Поскольку Тонкопряха владела секретом изготовления тончайших нитей из самой грубой конопли, некоторые отправляли к ней своих дочерей, чтобы те научились прясть, как она, но ни одна девушка не выдерживала больше недели. Старуха столь сурово обращалась с ними, обучая своему ремеслу, и до того больно била их по пальцам своими твердыми, как кости висельника, руками, что девушки бежали, боясь, как бы она не переломала им все пальцы, что было бы жаль, потому как пальцы нужны не только для того, чтобы прясть.

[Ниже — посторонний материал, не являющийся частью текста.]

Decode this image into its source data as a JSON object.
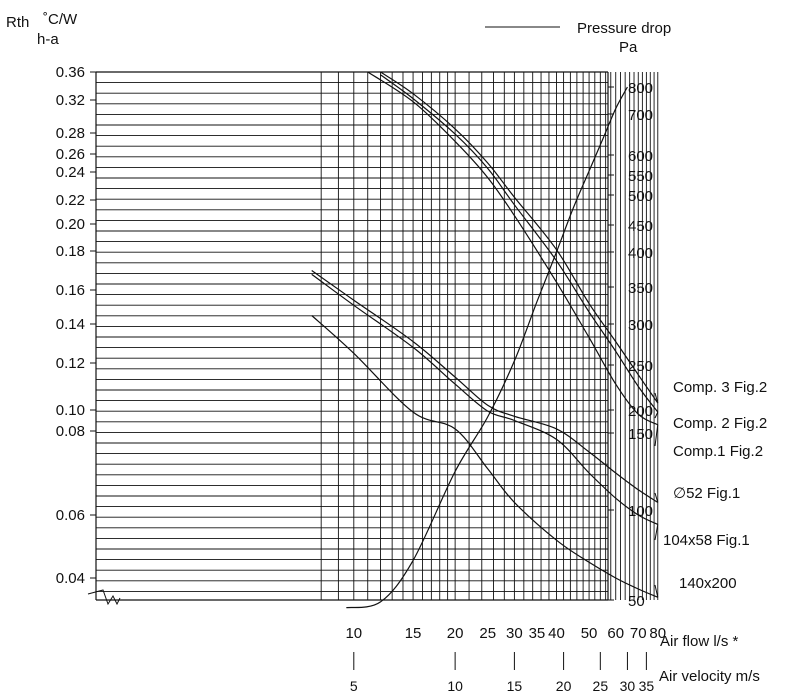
{
  "chart_data": {
    "type": "line",
    "title": "",
    "ylabel_left": "Rth",
    "ylabel_left_unit": "˚C/W",
    "ylabel_left_sub": "h-a",
    "ylabel_right": "Pressure drop",
    "ylabel_right_unit": "Pa",
    "xlabel_flow": "Air flow l/s  *",
    "xlabel_velocity": "Air velocity m/s",
    "x_scale": "log",
    "xlim": [
      7.5,
      80
    ],
    "ylim_left": [
      0.032,
      0.36
    ],
    "ylim_right": [
      0,
      800
    ],
    "grid": true,
    "x_ticks": [
      10,
      15,
      20,
      25,
      30,
      35,
      40,
      50,
      60,
      70,
      80
    ],
    "x_tick_labels": [
      "10",
      "15",
      "20",
      "25",
      "30",
      "35",
      "40",
      "50",
      "60",
      "70",
      "80"
    ],
    "velocity_ticks": [
      {
        "flow": 10,
        "label": "5"
      },
      {
        "flow": 20,
        "label": "10"
      },
      {
        "flow": 30,
        "label": "15"
      },
      {
        "flow": 42,
        "label": "20"
      },
      {
        "flow": 54,
        "label": "25"
      },
      {
        "flow": 65,
        "label": "30"
      },
      {
        "flow": 74,
        "label": "35"
      }
    ],
    "y_left_ticks": [
      0.04,
      0.06,
      0.08,
      0.1,
      0.12,
      0.14,
      0.16,
      0.18,
      0.2,
      0.22,
      0.24,
      0.26,
      0.28,
      0.32,
      0.36
    ],
    "y_left_tick_labels": [
      "0.04",
      "0.06",
      "0.08",
      "0.10",
      "0.12",
      "0.14",
      "0.16",
      "0.18",
      "0.20",
      "0.22",
      "0.24",
      "0.26",
      "0.28",
      "0.32",
      "0.36"
    ],
    "y_right_ticks": [
      50,
      100,
      150,
      200,
      250,
      300,
      350,
      400,
      450,
      500,
      550,
      600,
      700,
      800
    ],
    "y_right_tick_labels": [
      "50",
      "100",
      "150",
      "200",
      "250",
      "300",
      "350",
      "400",
      "450",
      "500",
      "550",
      "600",
      "700",
      "800"
    ],
    "legend": {
      "placement": "top-right",
      "label": "Pressure drop"
    },
    "series": [
      {
        "name": "Comp. 3  Fig.2",
        "axis": "left",
        "x": [
          12,
          15,
          20,
          25,
          30,
          40,
          50,
          60,
          70,
          80
        ],
        "y": [
          0.36,
          0.329,
          0.285,
          0.25,
          0.222,
          0.181,
          0.152,
          0.131,
          0.115,
          0.103
        ]
      },
      {
        "name": "Comp. 2  Fig.2",
        "axis": "left",
        "x": [
          12,
          15,
          20,
          25,
          30,
          40,
          50,
          60,
          70,
          80
        ],
        "y": [
          0.356,
          0.322,
          0.279,
          0.244,
          0.216,
          0.175,
          0.147,
          0.126,
          0.11,
          0.098
        ]
      },
      {
        "name": "Comp.1  Fig.2",
        "axis": "left",
        "x": [
          11,
          15,
          20,
          25,
          30,
          40,
          50,
          60,
          70,
          80
        ],
        "y": [
          0.36,
          0.318,
          0.272,
          0.236,
          0.207,
          0.164,
          0.133,
          0.111,
          0.096,
          0.086
        ]
      },
      {
        "name": "∅52  Fig.1",
        "axis": "left",
        "x": [
          7.5,
          10,
          15,
          20,
          25,
          30,
          40,
          50,
          60,
          70,
          80
        ],
        "y": [
          0.17,
          0.154,
          0.131,
          0.114,
          0.102,
          0.094,
          0.082,
          0.075,
          0.07,
          0.066,
          0.063
        ]
      },
      {
        "name": "104x58  Fig.1",
        "axis": "left",
        "x": [
          7.5,
          10,
          15,
          20,
          25,
          30,
          40,
          50,
          60,
          70,
          80
        ],
        "y": [
          0.168,
          0.151,
          0.128,
          0.111,
          0.099,
          0.09,
          0.078,
          0.07,
          0.064,
          0.06,
          0.057
        ]
      },
      {
        "name": "140x200",
        "axis": "left",
        "x": [
          7.5,
          10,
          15,
          20,
          25,
          30,
          40,
          50,
          60,
          70,
          80
        ],
        "y": [
          0.145,
          0.125,
          0.098,
          0.082,
          0.071,
          0.063,
          0.052,
          0.045,
          0.04,
          0.036,
          0.033
        ]
      },
      {
        "name": "Pressure drop",
        "axis": "right",
        "x": [
          9.5,
          12,
          15,
          20,
          25,
          30,
          35,
          40,
          45,
          50,
          55,
          60,
          65
        ],
        "y": [
          18,
          42,
          72,
          125,
          185,
          255,
          330,
          400,
          480,
          560,
          640,
          720,
          800
        ]
      }
    ]
  }
}
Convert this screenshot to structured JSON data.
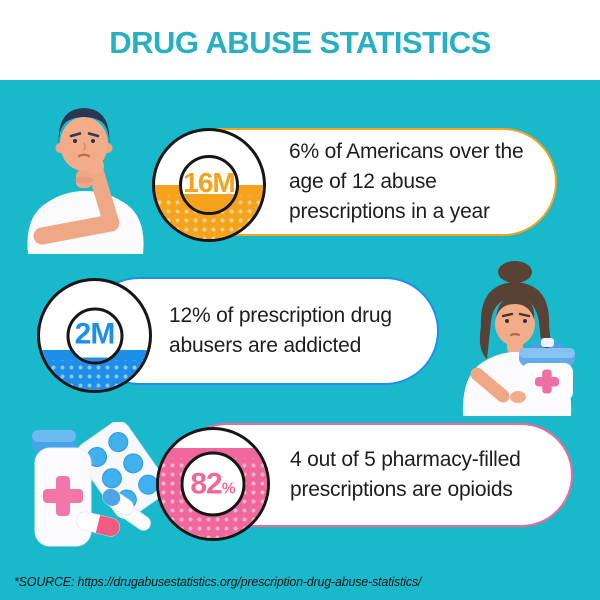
{
  "title": "DRUG ABUSE STATISTICS",
  "colors": {
    "background": "#19b8cb",
    "title": "#27b0c4",
    "outline": "#161616",
    "text": "#1e1e1e",
    "orange": "#F5A31C",
    "blue": "#1E8FE8",
    "pink": "#F0679C"
  },
  "stats": [
    {
      "value": "16M",
      "suffix": "",
      "accent": "#F5A31C",
      "fill_percent": 43,
      "inner_fill_percent": 33,
      "description": "6% of Americans over the age of 12 abuse prescriptions in a year"
    },
    {
      "value": "2M",
      "suffix": "",
      "accent": "#1E8FE8",
      "fill_percent": 29,
      "inner_fill_percent": 6,
      "description": "12% of prescription drug abusers are addicted"
    },
    {
      "value": "82",
      "suffix": "%",
      "accent": "#F0679C",
      "fill_percent": 76,
      "inner_fill_percent": 0,
      "description": "4 out of 5 pharmacy-filled prescriptions are opioids"
    }
  ],
  "illustrations": [
    {
      "name": "thinking-man"
    },
    {
      "name": "woman-with-first-aid-kit"
    },
    {
      "name": "medicine-bottle-and-pills"
    }
  ],
  "source": "*SOURCE: https://drugabusestatistics.org/prescription-drug-abuse-statistics/"
}
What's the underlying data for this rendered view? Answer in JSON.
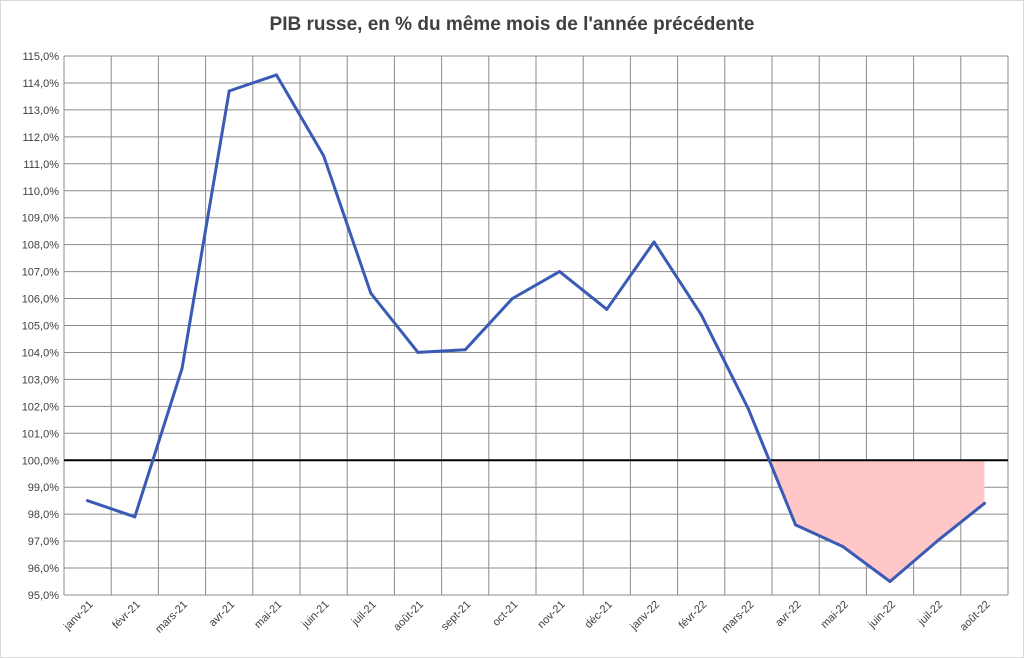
{
  "chart_data": {
    "type": "line",
    "title": "PIB russe, en % du même mois de l'année précédente",
    "xlabel": "",
    "ylabel": "",
    "ylim": [
      95,
      115
    ],
    "y_tick_labels": [
      "95,0%",
      "96,0%",
      "97,0%",
      "98,0%",
      "99,0%",
      "100,0%",
      "101,0%",
      "102,0%",
      "103,0%",
      "104,0%",
      "105,0%",
      "106,0%",
      "107,0%",
      "108,0%",
      "109,0%",
      "110,0%",
      "111,0%",
      "112,0%",
      "113,0%",
      "114,0%",
      "115,0%"
    ],
    "categories": [
      "janv-21",
      "févr-21",
      "mars-21",
      "avr-21",
      "mai-21",
      "juin-21",
      "juil-21",
      "août-21",
      "sept-21",
      "oct-21",
      "nov-21",
      "déc-21",
      "janv-22",
      "févr-22",
      "mars-22",
      "avr-22",
      "mai-22",
      "juin-22",
      "juil-22",
      "août-22"
    ],
    "series": [
      {
        "values": [
          98.5,
          97.9,
          103.4,
          113.7,
          114.3,
          111.3,
          106.2,
          104.0,
          104.1,
          106.0,
          107.0,
          105.6,
          108.1,
          105.4,
          101.9,
          97.6,
          96.8,
          95.5,
          97.0,
          98.4
        ]
      }
    ],
    "reference_line": 100,
    "shaded_below_reference": {
      "from_category": "mars-22",
      "to_category": "août-22"
    },
    "grid": true,
    "legend": "none",
    "colors": {
      "line": "#3a5bb5",
      "shade": "#ffc7c7",
      "grid": "#8c8c8c",
      "reference": "#000000"
    }
  }
}
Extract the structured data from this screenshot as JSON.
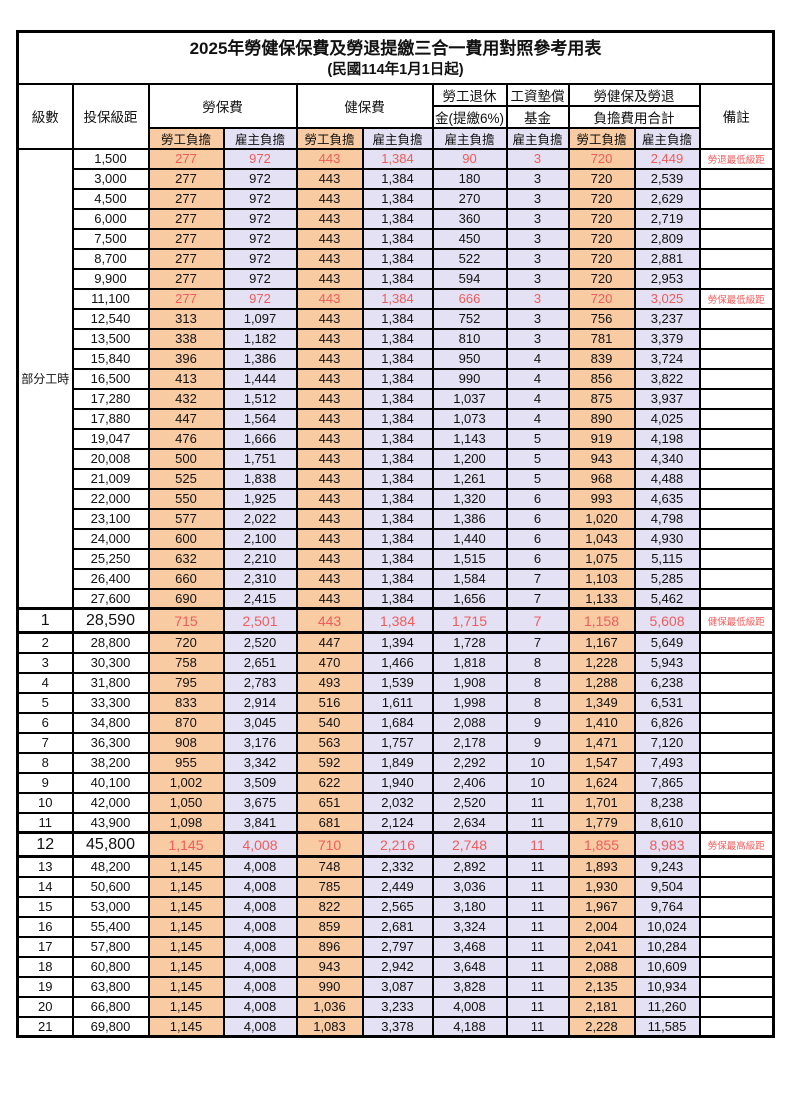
{
  "title": "2025年勞健保保費及勞退提繳三合一費用對照參考用表",
  "subtitle": "(民國114年1月1日起)",
  "colors": {
    "employee_bg": "#F8CBA3",
    "employer_bg": "#E3E1F3",
    "highlight_red": "#F15B5B",
    "border": "#000000"
  },
  "header": {
    "level": "級數",
    "bracket": "投保級距",
    "labor_ins": "勞保費",
    "health_ins": "健保費",
    "pension_line1": "勞工退休",
    "pension_line2": "金(提繳6%)",
    "wage_fund_line1": "工資墊償",
    "wage_fund_line2": "基金",
    "total_line1": "勞健保及勞退",
    "total_line2": "負擔費用合計",
    "remark": "備註",
    "employee": "勞工負擔",
    "employer": "雇主負擔"
  },
  "part_time_label": "部分工時",
  "rows": [
    {
      "level": null,
      "bracket": "1,500",
      "v": [
        "277",
        "972",
        "443",
        "1,384",
        "90",
        "3",
        "720",
        "2,449"
      ],
      "remark": "勞退最低級距",
      "red": true,
      "big": false
    },
    {
      "level": null,
      "bracket": "3,000",
      "v": [
        "277",
        "972",
        "443",
        "1,384",
        "180",
        "3",
        "720",
        "2,539"
      ],
      "remark": "",
      "red": false,
      "big": false
    },
    {
      "level": null,
      "bracket": "4,500",
      "v": [
        "277",
        "972",
        "443",
        "1,384",
        "270",
        "3",
        "720",
        "2,629"
      ],
      "remark": "",
      "red": false,
      "big": false
    },
    {
      "level": null,
      "bracket": "6,000",
      "v": [
        "277",
        "972",
        "443",
        "1,384",
        "360",
        "3",
        "720",
        "2,719"
      ],
      "remark": "",
      "red": false,
      "big": false
    },
    {
      "level": null,
      "bracket": "7,500",
      "v": [
        "277",
        "972",
        "443",
        "1,384",
        "450",
        "3",
        "720",
        "2,809"
      ],
      "remark": "",
      "red": false,
      "big": false
    },
    {
      "level": null,
      "bracket": "8,700",
      "v": [
        "277",
        "972",
        "443",
        "1,384",
        "522",
        "3",
        "720",
        "2,881"
      ],
      "remark": "",
      "red": false,
      "big": false
    },
    {
      "level": null,
      "bracket": "9,900",
      "v": [
        "277",
        "972",
        "443",
        "1,384",
        "594",
        "3",
        "720",
        "2,953"
      ],
      "remark": "",
      "red": false,
      "big": false
    },
    {
      "level": null,
      "bracket": "11,100",
      "v": [
        "277",
        "972",
        "443",
        "1,384",
        "666",
        "3",
        "720",
        "3,025"
      ],
      "remark": "勞保最低級距",
      "red": true,
      "big": false
    },
    {
      "level": null,
      "bracket": "12,540",
      "v": [
        "313",
        "1,097",
        "443",
        "1,384",
        "752",
        "3",
        "756",
        "3,237"
      ],
      "remark": "",
      "red": false,
      "big": false
    },
    {
      "level": null,
      "bracket": "13,500",
      "v": [
        "338",
        "1,182",
        "443",
        "1,384",
        "810",
        "3",
        "781",
        "3,379"
      ],
      "remark": "",
      "red": false,
      "big": false
    },
    {
      "level": null,
      "bracket": "15,840",
      "v": [
        "396",
        "1,386",
        "443",
        "1,384",
        "950",
        "4",
        "839",
        "3,724"
      ],
      "remark": "",
      "red": false,
      "big": false
    },
    {
      "level": null,
      "bracket": "16,500",
      "v": [
        "413",
        "1,444",
        "443",
        "1,384",
        "990",
        "4",
        "856",
        "3,822"
      ],
      "remark": "",
      "red": false,
      "big": false
    },
    {
      "level": null,
      "bracket": "17,280",
      "v": [
        "432",
        "1,512",
        "443",
        "1,384",
        "1,037",
        "4",
        "875",
        "3,937"
      ],
      "remark": "",
      "red": false,
      "big": false
    },
    {
      "level": null,
      "bracket": "17,880",
      "v": [
        "447",
        "1,564",
        "443",
        "1,384",
        "1,073",
        "4",
        "890",
        "4,025"
      ],
      "remark": "",
      "red": false,
      "big": false
    },
    {
      "level": null,
      "bracket": "19,047",
      "v": [
        "476",
        "1,666",
        "443",
        "1,384",
        "1,143",
        "5",
        "919",
        "4,198"
      ],
      "remark": "",
      "red": false,
      "big": false
    },
    {
      "level": null,
      "bracket": "20,008",
      "v": [
        "500",
        "1,751",
        "443",
        "1,384",
        "1,200",
        "5",
        "943",
        "4,340"
      ],
      "remark": "",
      "red": false,
      "big": false
    },
    {
      "level": null,
      "bracket": "21,009",
      "v": [
        "525",
        "1,838",
        "443",
        "1,384",
        "1,261",
        "5",
        "968",
        "4,488"
      ],
      "remark": "",
      "red": false,
      "big": false
    },
    {
      "level": null,
      "bracket": "22,000",
      "v": [
        "550",
        "1,925",
        "443",
        "1,384",
        "1,320",
        "6",
        "993",
        "4,635"
      ],
      "remark": "",
      "red": false,
      "big": false
    },
    {
      "level": null,
      "bracket": "23,100",
      "v": [
        "577",
        "2,022",
        "443",
        "1,384",
        "1,386",
        "6",
        "1,020",
        "4,798"
      ],
      "remark": "",
      "red": false,
      "big": false
    },
    {
      "level": null,
      "bracket": "24,000",
      "v": [
        "600",
        "2,100",
        "443",
        "1,384",
        "1,440",
        "6",
        "1,043",
        "4,930"
      ],
      "remark": "",
      "red": false,
      "big": false
    },
    {
      "level": null,
      "bracket": "25,250",
      "v": [
        "632",
        "2,210",
        "443",
        "1,384",
        "1,515",
        "6",
        "1,075",
        "5,115"
      ],
      "remark": "",
      "red": false,
      "big": false
    },
    {
      "level": null,
      "bracket": "26,400",
      "v": [
        "660",
        "2,310",
        "443",
        "1,384",
        "1,584",
        "7",
        "1,103",
        "5,285"
      ],
      "remark": "",
      "red": false,
      "big": false
    },
    {
      "level": null,
      "bracket": "27,600",
      "v": [
        "690",
        "2,415",
        "443",
        "1,384",
        "1,656",
        "7",
        "1,133",
        "5,462"
      ],
      "remark": "",
      "red": false,
      "big": false
    },
    {
      "level": "1",
      "bracket": "28,590",
      "v": [
        "715",
        "2,501",
        "443",
        "1,384",
        "1,715",
        "7",
        "1,158",
        "5,608"
      ],
      "remark": "健保最低級距",
      "red": true,
      "big": true
    },
    {
      "level": "2",
      "bracket": "28,800",
      "v": [
        "720",
        "2,520",
        "447",
        "1,394",
        "1,728",
        "7",
        "1,167",
        "5,649"
      ],
      "remark": "",
      "red": false,
      "big": false
    },
    {
      "level": "3",
      "bracket": "30,300",
      "v": [
        "758",
        "2,651",
        "470",
        "1,466",
        "1,818",
        "8",
        "1,228",
        "5,943"
      ],
      "remark": "",
      "red": false,
      "big": false
    },
    {
      "level": "4",
      "bracket": "31,800",
      "v": [
        "795",
        "2,783",
        "493",
        "1,539",
        "1,908",
        "8",
        "1,288",
        "6,238"
      ],
      "remark": "",
      "red": false,
      "big": false
    },
    {
      "level": "5",
      "bracket": "33,300",
      "v": [
        "833",
        "2,914",
        "516",
        "1,611",
        "1,998",
        "8",
        "1,349",
        "6,531"
      ],
      "remark": "",
      "red": false,
      "big": false
    },
    {
      "level": "6",
      "bracket": "34,800",
      "v": [
        "870",
        "3,045",
        "540",
        "1,684",
        "2,088",
        "9",
        "1,410",
        "6,826"
      ],
      "remark": "",
      "red": false,
      "big": false
    },
    {
      "level": "7",
      "bracket": "36,300",
      "v": [
        "908",
        "3,176",
        "563",
        "1,757",
        "2,178",
        "9",
        "1,471",
        "7,120"
      ],
      "remark": "",
      "red": false,
      "big": false
    },
    {
      "level": "8",
      "bracket": "38,200",
      "v": [
        "955",
        "3,342",
        "592",
        "1,849",
        "2,292",
        "10",
        "1,547",
        "7,493"
      ],
      "remark": "",
      "red": false,
      "big": false
    },
    {
      "level": "9",
      "bracket": "40,100",
      "v": [
        "1,002",
        "3,509",
        "622",
        "1,940",
        "2,406",
        "10",
        "1,624",
        "7,865"
      ],
      "remark": "",
      "red": false,
      "big": false
    },
    {
      "level": "10",
      "bracket": "42,000",
      "v": [
        "1,050",
        "3,675",
        "651",
        "2,032",
        "2,520",
        "11",
        "1,701",
        "8,238"
      ],
      "remark": "",
      "red": false,
      "big": false
    },
    {
      "level": "11",
      "bracket": "43,900",
      "v": [
        "1,098",
        "3,841",
        "681",
        "2,124",
        "2,634",
        "11",
        "1,779",
        "8,610"
      ],
      "remark": "",
      "red": false,
      "big": false
    },
    {
      "level": "12",
      "bracket": "45,800",
      "v": [
        "1,145",
        "4,008",
        "710",
        "2,216",
        "2,748",
        "11",
        "1,855",
        "8,983"
      ],
      "remark": "勞保最高級距",
      "red": true,
      "big": true
    },
    {
      "level": "13",
      "bracket": "48,200",
      "v": [
        "1,145",
        "4,008",
        "748",
        "2,332",
        "2,892",
        "11",
        "1,893",
        "9,243"
      ],
      "remark": "",
      "red": false,
      "big": false
    },
    {
      "level": "14",
      "bracket": "50,600",
      "v": [
        "1,145",
        "4,008",
        "785",
        "2,449",
        "3,036",
        "11",
        "1,930",
        "9,504"
      ],
      "remark": "",
      "red": false,
      "big": false
    },
    {
      "level": "15",
      "bracket": "53,000",
      "v": [
        "1,145",
        "4,008",
        "822",
        "2,565",
        "3,180",
        "11",
        "1,967",
        "9,764"
      ],
      "remark": "",
      "red": false,
      "big": false
    },
    {
      "level": "16",
      "bracket": "55,400",
      "v": [
        "1,145",
        "4,008",
        "859",
        "2,681",
        "3,324",
        "11",
        "2,004",
        "10,024"
      ],
      "remark": "",
      "red": false,
      "big": false
    },
    {
      "level": "17",
      "bracket": "57,800",
      "v": [
        "1,145",
        "4,008",
        "896",
        "2,797",
        "3,468",
        "11",
        "2,041",
        "10,284"
      ],
      "remark": "",
      "red": false,
      "big": false
    },
    {
      "level": "18",
      "bracket": "60,800",
      "v": [
        "1,145",
        "4,008",
        "943",
        "2,942",
        "3,648",
        "11",
        "2,088",
        "10,609"
      ],
      "remark": "",
      "red": false,
      "big": false
    },
    {
      "level": "19",
      "bracket": "63,800",
      "v": [
        "1,145",
        "4,008",
        "990",
        "3,087",
        "3,828",
        "11",
        "2,135",
        "10,934"
      ],
      "remark": "",
      "red": false,
      "big": false
    },
    {
      "level": "20",
      "bracket": "66,800",
      "v": [
        "1,145",
        "4,008",
        "1,036",
        "3,233",
        "4,008",
        "11",
        "2,181",
        "11,260"
      ],
      "remark": "",
      "red": false,
      "big": false
    },
    {
      "level": "21",
      "bracket": "69,800",
      "v": [
        "1,145",
        "4,008",
        "1,083",
        "3,378",
        "4,188",
        "11",
        "2,228",
        "11,585"
      ],
      "remark": "",
      "red": false,
      "big": false
    }
  ]
}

Прошло пятнадцать лет, и все эти годы Тонкопряха была сурова к своему сыну, а он, как бы вопреки всем своим бедам, чувствовал себя превосходно, рос высоким и сильным, и соседи привыкли к тому, как обращается с ним его мать. Он снова возделал участки земли, прилежавшие к хижине и долгое время стоявшие под паром, и стал выращивать на них прекраснейшую коноплю, лишь бы угодить матери, которую он очень любил, несмотря на все ее жестокосердие. Однако, когда ему минуло шестнадцать и он вошел в силу, Тонкопряха взвалила на него труды, которые могли бы сгубить любого мужчину, не приученного, как Фаустен, карабкаться по скалам и сносить любые лишения. Люди его жалели, потому что он был хорошо сложен, прекрасен лицом, волосами, всем-всем. Когда он проходил мимо с опущенной головою и отрешенным видом, девушки говорили:
— Как можно изводить такого пригожего парня!
В самом деле, мать задавала сыну задачи, которые не могли в конце концов его не погубить. С годами она становилась все своенравней и хитроумней. Она посылала Фаустена в город, чтобы он продавал там пряжу и приносил ей деньги, и если бедный мальчик позволял обмануть себя хоть на одну матакенскую полушку, она била его смертным боем, пуская в ход свое веретено. По этой причине ошибок в ее счетах не было и быть не могло.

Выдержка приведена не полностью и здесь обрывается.